Возможно, об этом писал Лавкрафт, когда ему снились рыбьи
глаза, по которым он мог учить язык добиблейских библий.
Возможно, об этом ему тогда шептали они, ощерясь
огромными ртами - и он писал, пока не сводило челюсть,
возможно, об этом. О том, что здесь опять наступает осень
по правилам тех, кто извечно был не жителем и не гостем.
О том, что пора, и пора давно увидеть свою природу -
и каждую осень мой город вновь уходит со мной под воду.
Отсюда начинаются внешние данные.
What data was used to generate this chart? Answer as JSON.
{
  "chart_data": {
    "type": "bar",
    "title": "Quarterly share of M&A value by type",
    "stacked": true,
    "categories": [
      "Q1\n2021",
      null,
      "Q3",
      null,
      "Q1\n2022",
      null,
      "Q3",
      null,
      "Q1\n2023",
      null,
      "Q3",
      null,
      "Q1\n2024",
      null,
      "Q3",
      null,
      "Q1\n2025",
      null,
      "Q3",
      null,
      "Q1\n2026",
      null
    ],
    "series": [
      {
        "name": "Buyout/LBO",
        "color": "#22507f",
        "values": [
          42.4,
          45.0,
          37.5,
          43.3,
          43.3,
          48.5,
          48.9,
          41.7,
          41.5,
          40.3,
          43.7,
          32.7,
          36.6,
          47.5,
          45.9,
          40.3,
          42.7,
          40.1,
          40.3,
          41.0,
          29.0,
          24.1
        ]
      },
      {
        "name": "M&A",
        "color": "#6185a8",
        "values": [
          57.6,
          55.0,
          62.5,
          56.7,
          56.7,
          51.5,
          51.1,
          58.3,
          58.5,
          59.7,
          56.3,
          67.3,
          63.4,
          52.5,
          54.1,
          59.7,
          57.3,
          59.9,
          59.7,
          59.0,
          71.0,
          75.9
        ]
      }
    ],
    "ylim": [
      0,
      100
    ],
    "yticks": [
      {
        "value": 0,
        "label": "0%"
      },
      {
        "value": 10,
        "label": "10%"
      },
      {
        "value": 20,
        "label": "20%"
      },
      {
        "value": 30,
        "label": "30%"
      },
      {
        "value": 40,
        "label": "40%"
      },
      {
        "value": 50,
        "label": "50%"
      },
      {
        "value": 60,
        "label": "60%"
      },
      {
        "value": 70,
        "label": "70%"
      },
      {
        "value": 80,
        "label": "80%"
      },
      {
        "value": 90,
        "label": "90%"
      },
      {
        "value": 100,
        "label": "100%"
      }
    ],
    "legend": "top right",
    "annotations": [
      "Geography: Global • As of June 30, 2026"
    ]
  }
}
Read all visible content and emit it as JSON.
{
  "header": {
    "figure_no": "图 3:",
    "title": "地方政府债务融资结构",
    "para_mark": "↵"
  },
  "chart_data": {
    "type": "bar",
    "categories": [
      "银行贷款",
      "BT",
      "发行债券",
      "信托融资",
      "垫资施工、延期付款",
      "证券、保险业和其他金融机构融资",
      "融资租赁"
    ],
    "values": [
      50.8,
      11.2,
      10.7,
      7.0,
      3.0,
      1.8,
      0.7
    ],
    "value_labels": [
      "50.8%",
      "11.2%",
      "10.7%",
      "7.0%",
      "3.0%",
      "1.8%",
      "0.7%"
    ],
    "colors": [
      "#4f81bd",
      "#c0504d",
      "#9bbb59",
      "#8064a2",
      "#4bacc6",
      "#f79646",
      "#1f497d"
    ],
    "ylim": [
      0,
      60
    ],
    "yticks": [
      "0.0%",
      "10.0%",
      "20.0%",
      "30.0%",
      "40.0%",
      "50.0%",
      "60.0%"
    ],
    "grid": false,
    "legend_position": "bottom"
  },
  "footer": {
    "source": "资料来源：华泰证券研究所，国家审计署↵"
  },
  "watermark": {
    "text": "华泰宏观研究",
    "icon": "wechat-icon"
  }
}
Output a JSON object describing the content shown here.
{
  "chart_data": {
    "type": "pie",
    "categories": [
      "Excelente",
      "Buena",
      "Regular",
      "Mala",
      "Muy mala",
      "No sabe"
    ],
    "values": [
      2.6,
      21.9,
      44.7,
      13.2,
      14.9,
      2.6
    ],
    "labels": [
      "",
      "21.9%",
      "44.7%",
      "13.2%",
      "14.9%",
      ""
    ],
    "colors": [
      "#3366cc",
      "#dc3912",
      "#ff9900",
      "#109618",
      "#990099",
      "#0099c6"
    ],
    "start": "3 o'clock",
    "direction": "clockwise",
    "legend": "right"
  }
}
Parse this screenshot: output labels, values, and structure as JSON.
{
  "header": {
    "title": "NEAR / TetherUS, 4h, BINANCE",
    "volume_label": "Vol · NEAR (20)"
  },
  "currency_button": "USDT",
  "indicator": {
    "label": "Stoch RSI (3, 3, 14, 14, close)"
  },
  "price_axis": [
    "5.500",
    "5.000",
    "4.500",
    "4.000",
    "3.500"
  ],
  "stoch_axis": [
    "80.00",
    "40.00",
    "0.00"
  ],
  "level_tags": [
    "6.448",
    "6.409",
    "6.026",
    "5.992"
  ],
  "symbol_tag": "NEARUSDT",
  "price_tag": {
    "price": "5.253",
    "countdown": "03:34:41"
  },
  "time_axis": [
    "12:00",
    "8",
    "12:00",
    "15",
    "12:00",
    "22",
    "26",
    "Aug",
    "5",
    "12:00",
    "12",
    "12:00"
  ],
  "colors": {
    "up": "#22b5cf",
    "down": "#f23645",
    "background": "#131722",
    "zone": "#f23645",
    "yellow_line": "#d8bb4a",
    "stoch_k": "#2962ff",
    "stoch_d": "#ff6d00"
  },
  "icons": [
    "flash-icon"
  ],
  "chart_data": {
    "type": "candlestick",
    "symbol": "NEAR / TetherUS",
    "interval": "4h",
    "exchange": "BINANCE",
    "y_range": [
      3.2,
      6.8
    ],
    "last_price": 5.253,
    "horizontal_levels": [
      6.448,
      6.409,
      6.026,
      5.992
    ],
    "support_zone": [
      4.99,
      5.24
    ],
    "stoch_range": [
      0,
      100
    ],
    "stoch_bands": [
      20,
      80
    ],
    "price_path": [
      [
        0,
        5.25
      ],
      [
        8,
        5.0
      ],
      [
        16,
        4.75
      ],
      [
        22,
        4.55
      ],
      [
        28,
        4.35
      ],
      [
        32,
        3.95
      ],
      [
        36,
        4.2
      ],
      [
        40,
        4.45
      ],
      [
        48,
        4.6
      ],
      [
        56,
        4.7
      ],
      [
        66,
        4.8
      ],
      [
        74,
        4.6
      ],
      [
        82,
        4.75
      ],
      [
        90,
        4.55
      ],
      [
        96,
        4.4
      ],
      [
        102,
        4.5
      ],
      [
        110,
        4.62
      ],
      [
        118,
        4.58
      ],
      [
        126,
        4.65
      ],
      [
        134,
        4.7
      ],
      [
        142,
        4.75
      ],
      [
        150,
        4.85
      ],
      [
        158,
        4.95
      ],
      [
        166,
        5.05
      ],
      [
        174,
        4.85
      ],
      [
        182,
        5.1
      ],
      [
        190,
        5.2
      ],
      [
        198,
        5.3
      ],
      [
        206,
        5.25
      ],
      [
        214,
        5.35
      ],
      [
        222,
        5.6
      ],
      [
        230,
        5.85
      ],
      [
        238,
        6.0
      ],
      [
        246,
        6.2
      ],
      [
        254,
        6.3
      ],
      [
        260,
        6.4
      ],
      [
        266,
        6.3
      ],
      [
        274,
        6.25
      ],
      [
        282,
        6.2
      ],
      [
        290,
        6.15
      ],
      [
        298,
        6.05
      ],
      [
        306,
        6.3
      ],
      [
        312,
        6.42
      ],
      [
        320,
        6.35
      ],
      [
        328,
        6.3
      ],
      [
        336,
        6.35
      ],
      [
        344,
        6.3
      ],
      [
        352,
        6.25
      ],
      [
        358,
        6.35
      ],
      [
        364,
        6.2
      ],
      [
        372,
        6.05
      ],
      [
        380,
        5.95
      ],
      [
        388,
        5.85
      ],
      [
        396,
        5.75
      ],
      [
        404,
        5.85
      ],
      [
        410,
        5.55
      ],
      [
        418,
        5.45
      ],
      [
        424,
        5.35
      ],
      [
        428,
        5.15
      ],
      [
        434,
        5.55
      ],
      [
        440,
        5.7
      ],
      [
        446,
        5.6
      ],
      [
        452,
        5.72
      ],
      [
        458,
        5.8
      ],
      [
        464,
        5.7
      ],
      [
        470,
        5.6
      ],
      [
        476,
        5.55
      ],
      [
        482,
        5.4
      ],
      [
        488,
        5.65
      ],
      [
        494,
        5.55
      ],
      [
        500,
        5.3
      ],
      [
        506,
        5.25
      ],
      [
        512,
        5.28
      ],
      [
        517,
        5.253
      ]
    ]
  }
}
Дождливые щупальца ищут нас, в песок закопавших лето -
поймать, наказать и залить глаза прозрачно-зеленым светом,
и нас заливает, и нас несет, у нас вырастают жабры,
и в мутной воде остается лишь забыть свой домашний адрес,
и город становится вновь собой. Он - бог, он желает жертву.
Пустые трамваи уже плывут ржавеющим брюхом кверху
над детской площадкой, над школой, над подернутым илом Невским,
над скользкими парками, где гулять не хочется, да и не с кем.
Иди и смотри, ползи и смотри, лежи и смотри, плыви и
смотри, как, укрывшись в своих домах, несмело молчат живые
о чем-то, о чем не писал Лавкрафт. Возможно, о прошлом лете,
которого не сыскать на всем прозрачно-зеленом свете.